I would like to fine-tune a language model (Tensorflow-based) and see that you have two scripts pertaining to that:

  1. https://github.com/huggingface/notebooks/blob/master/examples/language_modeling-tf.ipynb

  2. https://github.com/huggingface/transformers/blob/master/examples/tensorflow/language-modeling/run_mlm.py

I followed the first script and am quite satisfied with the result. However, I am curious if the second one can be also an option for me.

Could you, please, outline what are the differences between these two scripts and under which circumstances each one should be used?
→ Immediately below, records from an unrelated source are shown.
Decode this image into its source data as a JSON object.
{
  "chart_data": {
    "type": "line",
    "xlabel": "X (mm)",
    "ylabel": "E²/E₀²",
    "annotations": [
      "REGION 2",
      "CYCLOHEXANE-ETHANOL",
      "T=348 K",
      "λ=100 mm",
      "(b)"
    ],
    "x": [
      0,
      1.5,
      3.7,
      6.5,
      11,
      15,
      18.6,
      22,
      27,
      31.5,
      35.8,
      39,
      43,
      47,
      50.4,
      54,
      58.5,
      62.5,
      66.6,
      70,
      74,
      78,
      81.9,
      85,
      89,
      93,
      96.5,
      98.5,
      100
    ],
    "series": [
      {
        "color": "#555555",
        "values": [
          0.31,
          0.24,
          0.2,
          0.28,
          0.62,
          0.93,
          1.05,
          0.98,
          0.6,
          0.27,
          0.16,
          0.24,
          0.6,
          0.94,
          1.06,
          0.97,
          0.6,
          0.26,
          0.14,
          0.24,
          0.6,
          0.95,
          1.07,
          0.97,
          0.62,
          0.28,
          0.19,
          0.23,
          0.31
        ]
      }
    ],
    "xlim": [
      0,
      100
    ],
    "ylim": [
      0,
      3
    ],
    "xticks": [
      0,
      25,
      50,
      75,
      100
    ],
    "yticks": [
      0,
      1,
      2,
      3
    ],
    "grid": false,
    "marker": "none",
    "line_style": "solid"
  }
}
Or, alternatively, could you, please, provide a link to documentation, if such exists, that can answer my question?

I apologize in advance, if my question sounds ignorant, I am quite a newbie in machine learning and mastering it now with HuggingFace ^^

Thank you!

Hello Lenn,

First one is an end-to-end tutorial on how to train a mask language model, and it shows what you need to do (preprocessing etc) if you want to train an MLM, helps you understand what’s going on in the background, the problem itself etc.
Second one is a more production-y script with no EDA. I used to use those scripts like run_glue.py in my former job to train/fine-tune language model directly, like this:

!python run_glue.py \
  --model_name_or_path "model_checkpoint" \
  --task_name cola \
  --do_train \
  --do_eval \
  --max_seq_length 128 \
  --per_gpu_train_batch_size 32 \
  --per_gpu_eval_batch_size 32 \
  --learning_rate 2e-5 \
  --save_steps 2000 \
  --num_train_epochs 50 \
  --output_dir 'output_dir_here'